Pendirian Holding Baterai Masih Menanti Izin Kemenkumham

ANTARA FOTO/Aditya Pradana Putra/aww.
Karyawan mengganti baterai sepeda motor listrik di Stasiun Penukaran Baterai Kendaraan Listrik Umum (SPBKLU), Gedung Direktorat Ketenagalistrikan Kementerian Energi dan Sumber Daya Mineral (Kementerian ESDM), Jakarta, Senin (21/12/2020).
19/4/2021, 13.13 WIB

Kementerian Badan Usaha Milik Negara (BUMN) saat ini tengah mengajukan permohonan pendirian BUMN  holding baterai yakni Indonesia Battery Corporation (IBC) kepada Kementerian Hukum dan HAM (Kemenkumham). Holding ini ditargetkan terbentuk pada Juli mendatang.

Ketua Tim Percepatan Pengembangan Proyek Baterai Kendaraan Listrik Agus Tjahjana Wirakusumah mengatakan bahwa proses pendirian holding baterai masih terus berlanjut. Saat ini pihaknya juga tengah menyusun perencanaan sumber daya manusia (SDM).

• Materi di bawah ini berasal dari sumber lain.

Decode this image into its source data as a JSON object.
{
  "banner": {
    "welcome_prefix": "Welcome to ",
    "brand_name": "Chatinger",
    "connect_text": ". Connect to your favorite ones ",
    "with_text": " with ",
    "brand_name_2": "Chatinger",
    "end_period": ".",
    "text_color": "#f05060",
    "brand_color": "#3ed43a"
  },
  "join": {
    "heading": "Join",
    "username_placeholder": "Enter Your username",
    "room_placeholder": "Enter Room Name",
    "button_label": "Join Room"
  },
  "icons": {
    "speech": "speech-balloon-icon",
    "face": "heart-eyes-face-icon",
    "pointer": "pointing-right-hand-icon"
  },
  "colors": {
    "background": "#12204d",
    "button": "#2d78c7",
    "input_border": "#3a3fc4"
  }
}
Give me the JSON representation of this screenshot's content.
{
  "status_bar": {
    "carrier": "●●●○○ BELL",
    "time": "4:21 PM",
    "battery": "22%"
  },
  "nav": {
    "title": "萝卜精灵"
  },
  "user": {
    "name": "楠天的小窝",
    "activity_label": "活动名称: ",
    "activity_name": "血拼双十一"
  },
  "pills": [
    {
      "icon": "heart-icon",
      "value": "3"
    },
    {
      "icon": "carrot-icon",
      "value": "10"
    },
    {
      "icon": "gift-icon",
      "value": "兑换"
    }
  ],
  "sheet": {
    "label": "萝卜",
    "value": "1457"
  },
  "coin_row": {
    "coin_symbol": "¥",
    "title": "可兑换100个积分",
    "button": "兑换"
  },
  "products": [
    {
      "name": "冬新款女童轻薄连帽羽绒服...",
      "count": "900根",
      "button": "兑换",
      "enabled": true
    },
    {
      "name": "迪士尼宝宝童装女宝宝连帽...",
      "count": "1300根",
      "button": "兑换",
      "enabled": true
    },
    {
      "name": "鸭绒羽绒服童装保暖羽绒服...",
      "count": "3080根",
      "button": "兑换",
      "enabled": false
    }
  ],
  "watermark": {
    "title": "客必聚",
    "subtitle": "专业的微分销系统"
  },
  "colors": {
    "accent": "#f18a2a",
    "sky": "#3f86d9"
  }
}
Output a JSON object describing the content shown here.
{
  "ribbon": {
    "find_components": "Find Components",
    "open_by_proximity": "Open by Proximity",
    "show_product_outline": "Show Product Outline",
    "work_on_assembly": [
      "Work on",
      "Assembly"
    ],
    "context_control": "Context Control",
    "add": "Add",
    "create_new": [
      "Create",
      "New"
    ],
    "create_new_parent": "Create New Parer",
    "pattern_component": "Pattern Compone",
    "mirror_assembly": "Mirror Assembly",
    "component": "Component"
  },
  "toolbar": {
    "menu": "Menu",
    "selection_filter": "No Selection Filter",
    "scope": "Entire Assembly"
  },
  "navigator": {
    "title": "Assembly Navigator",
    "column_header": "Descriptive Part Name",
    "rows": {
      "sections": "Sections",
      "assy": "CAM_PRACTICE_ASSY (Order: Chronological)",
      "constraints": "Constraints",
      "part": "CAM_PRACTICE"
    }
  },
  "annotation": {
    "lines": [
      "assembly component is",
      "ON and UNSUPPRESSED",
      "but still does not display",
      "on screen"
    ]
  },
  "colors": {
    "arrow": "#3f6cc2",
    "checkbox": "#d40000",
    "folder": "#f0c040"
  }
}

"Menyelesaikan masalah izin Kemenkumham, staffing, mencari kesempatan untuk bisnis agar bisa tumbuh," ujarnya kepada Katadata.co.id, Senin (19/4).

Meski demikian, Agus tak membeberkan secara rinci mengenai target penyelesaian izin pendirian holding baterai. Sebelumnya, Menteri BUMN Erick Thohir mengumumkan terbentuknya holding baterai pada Maret lalu.

Menurut dia untuk mengkonsolidasikan potensi bisnis baterai, maka memerlukan upaya jangka panjang. “Karena ini baru di kertas, bagaimana implementasinya tentu baru akan terbukti pada tahun depan,” ujarnya dalam konferensi pers.

Dalam Indonesia Battery Corporation, MIND ID bersama Antam berperan untuk menyediakan bijih nikel. Pertamina menjalankan bisnis manufaktur produk hilir meliputi pembuatan baterai cell, baterai pack, dan ESS.

Sedangkan PLN akan berperan untuk pembuatan sel baterai, penyediaan infrastruktur SPKLU, dan pengintegrasian sistem manajemen energi (energy management system/EMS). Porsi kepemilikan saham masing-masing BUMN ini adalah 25%.

Selanjutnya, holding bisnis baterai itu akan membangun fasilitas daur ulang baterai. Pelaksananya adalah anak usaha MIND ID, yaitu PT Nasional Hijau Lestari (NHL). Apabila industri baterai ini terbangun, Indonesia memiliki potensi untuk membangun ekosistem industri EV terbesar di kawasan Asia Tenggara.

Di samping itu, ada dua perusahaan asing yang bakal menggelontorkan dana dalam proyek tersebut. Pertama, produsen baterai asal Tiongkok, Contemporary Amperex Technology Co Ltd atau CATL sebesar US$ 5 miliar atau sekitar Rp 72 triliun.

Kemudian, LG Chem Ltd asal Korea Selatan sebesar US$ 13 miliar hingga US$ 17 miliar (Rp 187,5 triliun sampai Rp 245 triliun).

Dalam kesepakatan kerja sama tersebut, nantinya produk baterai yang dihasilkan tidak hanya fokus untuk mobil listrik saja. Kendaraan roda dua juga bakal menjadi konsumennya.

Targetnya, Indonesia menjadi pemimpin untuk pembuatan baterai kendaraan roda dua dan baterai stabilisator pembangkit listrik energi terbarukan. “Jadi ini perjanjian yang win-win. Mobil kami ngalah. Tapi motor listrik dan stabilisator yang jadi leading sector,” ujar Erick.